Japan Warns Against Excessive Yen Moves, Repeats Verbal Intervention (Update 1)
9:16 JST, April 5, 2024 (updated at 10:00 JST)
TOKYO, April 5 (Reuters) – Japanese Finance Minister Shunichi Suzuki said on Friday excessive exchange-rate moves were undesirable, reiterating the government’s resolve to take appropriate actions against sharp yen falls.
“It’s important for currency rates to move stably reflecting fundamentals. Excessive volatility is undesirable. We’re looking at market moves with a high sense of urgency,” Suzuki told reporters when asked about the yen’s recent declines.
“There’s no change to our stance that we’re ready to respond to excessive currency moves, without ruling out any options.”
The dollar fell to a two-week low of 150.95 yen after the remarks, as repeated verbal warnings by authorities keep investors on guard against the chance of yen-buying intervention.
The yen fell to a 34-year low of 151.975 versus the dollar last week despite the Bank of Japan’s historic policy shift that ended eight years of negative interest rates, as markets interpreted its dovish guidance as a sign further rate hikes will be some time away.
Shortly after the yen hit the 34-year low on Wednesday last week, Suzuki said authorities were ready to take “decisive steps” against speculative yen moves in the strongest warning to date that currency intervention could be imminent.
He has held off on using such language since then, but continued to warn that authorities won’t rule out any options to deal with excessive yen declines.
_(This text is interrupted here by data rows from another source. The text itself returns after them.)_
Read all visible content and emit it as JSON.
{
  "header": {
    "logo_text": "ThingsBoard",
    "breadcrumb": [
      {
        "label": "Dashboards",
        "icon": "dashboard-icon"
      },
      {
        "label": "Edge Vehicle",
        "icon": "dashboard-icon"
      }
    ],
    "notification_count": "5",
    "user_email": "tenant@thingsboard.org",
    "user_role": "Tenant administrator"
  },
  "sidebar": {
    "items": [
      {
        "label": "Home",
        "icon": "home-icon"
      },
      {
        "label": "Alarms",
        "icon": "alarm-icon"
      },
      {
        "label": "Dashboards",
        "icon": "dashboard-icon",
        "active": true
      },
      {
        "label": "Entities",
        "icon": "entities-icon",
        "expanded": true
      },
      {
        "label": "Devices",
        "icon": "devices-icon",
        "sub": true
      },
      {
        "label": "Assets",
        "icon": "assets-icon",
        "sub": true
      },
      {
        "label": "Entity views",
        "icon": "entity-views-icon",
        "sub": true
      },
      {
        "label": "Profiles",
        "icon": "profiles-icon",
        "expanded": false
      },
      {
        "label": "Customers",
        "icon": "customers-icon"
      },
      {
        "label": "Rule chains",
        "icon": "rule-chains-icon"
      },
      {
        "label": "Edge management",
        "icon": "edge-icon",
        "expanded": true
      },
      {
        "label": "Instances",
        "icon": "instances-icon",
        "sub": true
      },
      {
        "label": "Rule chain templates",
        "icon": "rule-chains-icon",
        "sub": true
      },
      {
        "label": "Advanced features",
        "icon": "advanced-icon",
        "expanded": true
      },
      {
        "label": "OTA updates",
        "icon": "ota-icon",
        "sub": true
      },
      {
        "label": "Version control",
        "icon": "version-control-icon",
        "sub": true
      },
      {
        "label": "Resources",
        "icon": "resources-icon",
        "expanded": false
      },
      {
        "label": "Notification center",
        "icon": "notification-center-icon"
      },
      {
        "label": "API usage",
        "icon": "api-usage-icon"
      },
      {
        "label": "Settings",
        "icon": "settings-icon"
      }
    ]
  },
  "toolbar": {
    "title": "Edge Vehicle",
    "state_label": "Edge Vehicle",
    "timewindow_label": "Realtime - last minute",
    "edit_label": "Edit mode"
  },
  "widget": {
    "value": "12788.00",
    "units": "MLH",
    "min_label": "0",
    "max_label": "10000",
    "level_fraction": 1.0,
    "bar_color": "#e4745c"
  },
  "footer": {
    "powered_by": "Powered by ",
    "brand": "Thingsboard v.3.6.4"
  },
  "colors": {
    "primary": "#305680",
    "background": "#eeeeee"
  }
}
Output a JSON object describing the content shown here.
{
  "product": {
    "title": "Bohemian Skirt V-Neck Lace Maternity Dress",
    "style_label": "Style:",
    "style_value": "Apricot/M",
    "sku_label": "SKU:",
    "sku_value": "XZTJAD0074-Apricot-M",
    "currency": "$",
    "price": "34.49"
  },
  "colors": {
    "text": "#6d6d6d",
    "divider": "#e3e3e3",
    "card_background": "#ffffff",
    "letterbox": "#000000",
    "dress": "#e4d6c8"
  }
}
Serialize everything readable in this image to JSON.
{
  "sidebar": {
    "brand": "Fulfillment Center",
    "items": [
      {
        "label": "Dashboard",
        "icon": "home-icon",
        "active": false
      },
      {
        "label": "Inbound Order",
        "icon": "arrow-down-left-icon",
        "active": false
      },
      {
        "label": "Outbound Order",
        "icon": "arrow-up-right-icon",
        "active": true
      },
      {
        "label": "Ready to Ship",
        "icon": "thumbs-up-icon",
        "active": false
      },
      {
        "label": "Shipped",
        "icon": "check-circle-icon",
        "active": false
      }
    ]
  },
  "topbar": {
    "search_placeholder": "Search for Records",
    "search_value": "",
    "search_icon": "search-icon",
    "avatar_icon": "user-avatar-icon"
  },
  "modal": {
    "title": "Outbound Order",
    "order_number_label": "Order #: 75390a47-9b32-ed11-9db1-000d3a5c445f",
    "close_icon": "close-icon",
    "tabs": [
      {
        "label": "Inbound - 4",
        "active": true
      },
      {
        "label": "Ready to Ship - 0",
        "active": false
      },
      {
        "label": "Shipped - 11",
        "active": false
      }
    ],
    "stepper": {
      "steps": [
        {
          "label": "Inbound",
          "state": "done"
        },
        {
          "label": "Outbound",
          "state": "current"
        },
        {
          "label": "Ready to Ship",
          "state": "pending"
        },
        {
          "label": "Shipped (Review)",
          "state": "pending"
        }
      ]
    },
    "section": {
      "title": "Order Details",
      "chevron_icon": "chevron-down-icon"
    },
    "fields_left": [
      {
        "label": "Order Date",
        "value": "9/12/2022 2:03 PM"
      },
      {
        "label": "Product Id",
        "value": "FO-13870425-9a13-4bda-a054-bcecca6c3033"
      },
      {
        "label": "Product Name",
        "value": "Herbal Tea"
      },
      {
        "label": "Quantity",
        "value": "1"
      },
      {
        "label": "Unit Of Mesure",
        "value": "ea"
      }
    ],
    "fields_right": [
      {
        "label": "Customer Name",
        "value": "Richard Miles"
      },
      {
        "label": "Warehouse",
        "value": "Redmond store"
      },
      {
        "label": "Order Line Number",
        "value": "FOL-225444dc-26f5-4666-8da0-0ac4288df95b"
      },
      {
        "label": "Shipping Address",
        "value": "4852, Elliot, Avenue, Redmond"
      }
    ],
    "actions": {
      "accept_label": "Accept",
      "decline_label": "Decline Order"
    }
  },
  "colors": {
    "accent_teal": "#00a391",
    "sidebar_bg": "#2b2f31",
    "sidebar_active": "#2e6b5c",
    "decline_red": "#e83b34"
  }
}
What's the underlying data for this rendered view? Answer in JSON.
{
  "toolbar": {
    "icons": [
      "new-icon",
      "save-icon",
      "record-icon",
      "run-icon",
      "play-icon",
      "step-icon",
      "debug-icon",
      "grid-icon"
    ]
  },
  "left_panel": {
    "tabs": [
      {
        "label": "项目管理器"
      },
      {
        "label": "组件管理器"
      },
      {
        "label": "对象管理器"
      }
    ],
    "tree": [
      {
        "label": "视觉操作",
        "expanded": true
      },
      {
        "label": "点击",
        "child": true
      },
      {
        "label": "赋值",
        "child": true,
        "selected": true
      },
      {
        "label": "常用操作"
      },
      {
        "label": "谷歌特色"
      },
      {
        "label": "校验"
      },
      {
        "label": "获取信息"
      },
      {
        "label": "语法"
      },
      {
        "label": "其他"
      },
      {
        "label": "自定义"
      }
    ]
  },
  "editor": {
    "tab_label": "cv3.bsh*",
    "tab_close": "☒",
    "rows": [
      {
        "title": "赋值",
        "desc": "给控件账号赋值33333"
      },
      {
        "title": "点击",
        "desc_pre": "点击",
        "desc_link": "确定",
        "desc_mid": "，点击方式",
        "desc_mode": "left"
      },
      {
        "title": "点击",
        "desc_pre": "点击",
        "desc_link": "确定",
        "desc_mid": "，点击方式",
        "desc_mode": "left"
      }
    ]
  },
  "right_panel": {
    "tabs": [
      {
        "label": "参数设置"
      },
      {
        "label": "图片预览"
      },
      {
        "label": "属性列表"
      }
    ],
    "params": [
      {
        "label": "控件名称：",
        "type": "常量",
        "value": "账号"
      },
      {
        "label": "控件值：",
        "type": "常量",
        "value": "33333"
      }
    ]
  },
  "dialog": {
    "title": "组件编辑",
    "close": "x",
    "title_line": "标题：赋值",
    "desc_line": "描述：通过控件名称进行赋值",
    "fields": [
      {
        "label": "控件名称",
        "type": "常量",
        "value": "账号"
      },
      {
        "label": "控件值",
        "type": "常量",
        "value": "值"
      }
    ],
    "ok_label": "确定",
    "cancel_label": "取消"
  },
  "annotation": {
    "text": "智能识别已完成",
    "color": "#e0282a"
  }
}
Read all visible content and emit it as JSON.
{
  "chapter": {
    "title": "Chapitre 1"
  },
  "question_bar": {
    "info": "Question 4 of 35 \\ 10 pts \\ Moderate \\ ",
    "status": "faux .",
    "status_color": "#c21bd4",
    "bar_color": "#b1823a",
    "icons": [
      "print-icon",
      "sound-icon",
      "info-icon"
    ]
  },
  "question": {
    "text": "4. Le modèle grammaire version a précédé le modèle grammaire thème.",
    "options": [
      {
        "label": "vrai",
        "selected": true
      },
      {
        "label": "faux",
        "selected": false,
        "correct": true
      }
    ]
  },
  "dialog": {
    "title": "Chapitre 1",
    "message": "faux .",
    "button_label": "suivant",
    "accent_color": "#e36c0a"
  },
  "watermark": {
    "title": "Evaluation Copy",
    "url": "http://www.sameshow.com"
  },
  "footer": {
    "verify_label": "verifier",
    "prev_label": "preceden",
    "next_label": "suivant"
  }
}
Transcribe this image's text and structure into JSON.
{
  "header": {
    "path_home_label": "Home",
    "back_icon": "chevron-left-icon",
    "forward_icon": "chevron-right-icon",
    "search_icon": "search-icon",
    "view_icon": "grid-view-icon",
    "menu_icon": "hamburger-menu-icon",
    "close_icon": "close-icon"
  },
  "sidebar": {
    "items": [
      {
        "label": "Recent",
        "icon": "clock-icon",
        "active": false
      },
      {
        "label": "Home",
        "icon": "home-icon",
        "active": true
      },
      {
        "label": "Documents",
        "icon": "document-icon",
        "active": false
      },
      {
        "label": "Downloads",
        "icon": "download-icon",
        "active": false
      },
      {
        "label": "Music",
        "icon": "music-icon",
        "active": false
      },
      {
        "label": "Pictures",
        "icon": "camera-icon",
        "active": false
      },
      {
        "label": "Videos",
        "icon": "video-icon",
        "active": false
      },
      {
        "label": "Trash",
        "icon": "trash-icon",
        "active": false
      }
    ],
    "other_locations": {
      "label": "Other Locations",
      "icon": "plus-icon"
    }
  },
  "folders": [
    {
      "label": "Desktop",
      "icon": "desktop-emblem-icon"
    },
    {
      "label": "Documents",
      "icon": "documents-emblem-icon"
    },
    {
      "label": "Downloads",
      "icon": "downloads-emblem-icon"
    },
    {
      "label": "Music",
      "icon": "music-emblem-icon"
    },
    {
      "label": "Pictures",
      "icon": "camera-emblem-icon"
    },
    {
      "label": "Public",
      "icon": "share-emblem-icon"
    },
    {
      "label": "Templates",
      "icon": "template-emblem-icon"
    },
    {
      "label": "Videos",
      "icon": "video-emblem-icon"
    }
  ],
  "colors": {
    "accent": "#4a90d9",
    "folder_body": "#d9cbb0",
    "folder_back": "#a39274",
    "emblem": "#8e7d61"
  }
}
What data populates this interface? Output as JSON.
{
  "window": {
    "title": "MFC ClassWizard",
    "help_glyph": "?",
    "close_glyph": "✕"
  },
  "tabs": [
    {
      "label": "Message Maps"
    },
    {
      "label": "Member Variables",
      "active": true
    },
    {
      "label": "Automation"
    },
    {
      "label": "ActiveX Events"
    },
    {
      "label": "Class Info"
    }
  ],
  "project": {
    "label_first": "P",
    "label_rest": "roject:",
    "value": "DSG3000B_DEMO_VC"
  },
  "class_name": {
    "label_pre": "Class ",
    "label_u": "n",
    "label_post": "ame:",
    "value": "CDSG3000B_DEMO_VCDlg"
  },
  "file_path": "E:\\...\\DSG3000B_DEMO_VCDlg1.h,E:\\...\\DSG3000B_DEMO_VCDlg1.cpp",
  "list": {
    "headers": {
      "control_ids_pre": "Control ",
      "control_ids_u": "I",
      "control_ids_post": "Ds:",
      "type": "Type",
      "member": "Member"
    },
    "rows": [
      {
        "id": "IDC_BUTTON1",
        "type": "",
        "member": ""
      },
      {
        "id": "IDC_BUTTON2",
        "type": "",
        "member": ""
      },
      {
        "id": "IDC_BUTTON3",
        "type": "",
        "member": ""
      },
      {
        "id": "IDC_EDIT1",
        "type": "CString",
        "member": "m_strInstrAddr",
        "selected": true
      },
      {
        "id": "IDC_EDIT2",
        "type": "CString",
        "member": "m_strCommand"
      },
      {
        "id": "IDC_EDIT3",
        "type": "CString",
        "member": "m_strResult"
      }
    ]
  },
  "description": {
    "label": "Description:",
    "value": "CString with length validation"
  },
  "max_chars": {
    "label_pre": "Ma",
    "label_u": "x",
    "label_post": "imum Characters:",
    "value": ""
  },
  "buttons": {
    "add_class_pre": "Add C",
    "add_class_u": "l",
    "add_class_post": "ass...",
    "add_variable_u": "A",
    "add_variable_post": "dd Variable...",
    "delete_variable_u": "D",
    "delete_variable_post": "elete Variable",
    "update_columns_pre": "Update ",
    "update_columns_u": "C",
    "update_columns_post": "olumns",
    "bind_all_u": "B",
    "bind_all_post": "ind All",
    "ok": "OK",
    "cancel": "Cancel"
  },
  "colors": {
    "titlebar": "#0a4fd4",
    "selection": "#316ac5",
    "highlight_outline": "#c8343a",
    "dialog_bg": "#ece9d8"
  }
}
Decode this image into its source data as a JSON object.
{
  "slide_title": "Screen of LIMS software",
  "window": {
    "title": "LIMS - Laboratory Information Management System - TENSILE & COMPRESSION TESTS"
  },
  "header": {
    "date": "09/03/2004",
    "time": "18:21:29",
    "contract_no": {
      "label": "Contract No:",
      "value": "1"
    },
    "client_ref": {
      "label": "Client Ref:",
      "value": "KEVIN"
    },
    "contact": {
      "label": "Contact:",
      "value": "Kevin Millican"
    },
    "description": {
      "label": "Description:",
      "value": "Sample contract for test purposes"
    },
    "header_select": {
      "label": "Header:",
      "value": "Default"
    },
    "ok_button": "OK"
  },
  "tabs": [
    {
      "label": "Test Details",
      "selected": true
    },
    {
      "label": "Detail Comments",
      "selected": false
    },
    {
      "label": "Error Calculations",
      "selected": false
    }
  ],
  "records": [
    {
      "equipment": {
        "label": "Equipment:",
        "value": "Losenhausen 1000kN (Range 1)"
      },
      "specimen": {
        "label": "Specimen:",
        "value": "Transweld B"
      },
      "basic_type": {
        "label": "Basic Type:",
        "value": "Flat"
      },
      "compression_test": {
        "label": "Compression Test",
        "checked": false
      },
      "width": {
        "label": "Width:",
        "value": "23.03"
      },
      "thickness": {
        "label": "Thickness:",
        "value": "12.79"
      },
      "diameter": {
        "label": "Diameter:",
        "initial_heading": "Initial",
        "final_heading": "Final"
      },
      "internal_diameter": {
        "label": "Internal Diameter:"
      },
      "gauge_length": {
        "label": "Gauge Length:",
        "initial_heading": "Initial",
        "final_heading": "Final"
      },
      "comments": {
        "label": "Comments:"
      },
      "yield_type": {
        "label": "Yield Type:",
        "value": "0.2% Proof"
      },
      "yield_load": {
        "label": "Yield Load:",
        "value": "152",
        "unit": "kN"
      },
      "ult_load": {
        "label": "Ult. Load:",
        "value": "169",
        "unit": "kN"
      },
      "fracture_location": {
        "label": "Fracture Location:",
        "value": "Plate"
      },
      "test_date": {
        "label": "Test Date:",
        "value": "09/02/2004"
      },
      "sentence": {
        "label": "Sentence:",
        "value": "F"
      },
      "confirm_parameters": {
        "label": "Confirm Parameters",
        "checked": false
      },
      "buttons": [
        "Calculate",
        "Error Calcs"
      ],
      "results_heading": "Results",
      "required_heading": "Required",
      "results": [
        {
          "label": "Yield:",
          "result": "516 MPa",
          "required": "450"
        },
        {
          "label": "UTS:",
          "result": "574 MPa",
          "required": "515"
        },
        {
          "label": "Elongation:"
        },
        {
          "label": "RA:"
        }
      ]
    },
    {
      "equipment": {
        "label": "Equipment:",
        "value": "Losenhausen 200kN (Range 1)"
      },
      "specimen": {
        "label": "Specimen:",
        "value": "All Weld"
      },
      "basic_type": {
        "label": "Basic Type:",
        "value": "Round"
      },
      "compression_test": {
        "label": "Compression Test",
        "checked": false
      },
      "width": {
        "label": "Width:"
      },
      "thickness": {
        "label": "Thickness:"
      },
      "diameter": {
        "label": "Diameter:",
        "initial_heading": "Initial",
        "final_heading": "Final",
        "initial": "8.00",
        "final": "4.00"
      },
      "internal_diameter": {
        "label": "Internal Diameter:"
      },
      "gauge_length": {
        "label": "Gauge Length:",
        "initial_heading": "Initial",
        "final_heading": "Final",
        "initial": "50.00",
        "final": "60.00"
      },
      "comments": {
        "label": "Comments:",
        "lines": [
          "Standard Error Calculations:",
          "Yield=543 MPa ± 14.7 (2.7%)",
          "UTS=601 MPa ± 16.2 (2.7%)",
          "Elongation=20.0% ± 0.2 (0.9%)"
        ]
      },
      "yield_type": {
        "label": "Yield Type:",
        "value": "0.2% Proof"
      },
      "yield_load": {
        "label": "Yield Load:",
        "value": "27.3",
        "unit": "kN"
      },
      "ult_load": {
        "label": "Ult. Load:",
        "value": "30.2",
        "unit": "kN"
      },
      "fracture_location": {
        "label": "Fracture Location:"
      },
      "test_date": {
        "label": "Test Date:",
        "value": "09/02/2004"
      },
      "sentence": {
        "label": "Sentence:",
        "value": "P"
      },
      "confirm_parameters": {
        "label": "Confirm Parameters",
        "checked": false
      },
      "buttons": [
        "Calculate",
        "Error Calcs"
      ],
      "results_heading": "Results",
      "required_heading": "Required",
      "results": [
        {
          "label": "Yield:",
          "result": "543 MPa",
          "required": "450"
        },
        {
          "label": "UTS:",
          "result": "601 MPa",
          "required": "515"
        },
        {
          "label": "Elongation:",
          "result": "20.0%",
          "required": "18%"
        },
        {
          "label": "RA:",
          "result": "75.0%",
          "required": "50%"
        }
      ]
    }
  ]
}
Markets are also on the look-out for any clues from BOJ Governor Kazuo Ueda on how soon the central bank could next raise interest rates.
In an interview with Asahi newspaper, Ueda said inflation would likely accelerate “from summer towards autumn” as this year’s bumper pay hikes push up prices, signaling the chance of another interest rate hike later this year.
Ueda also said the BOJ could “respond with monetary policy” if yen declines significantly affect inflation and wages, suggesting that yen moves were among factors that could trigger an interest rate hike.
Expectations that the interest rate gap between the United States and Japan will remain wide have continued to drive yen selling.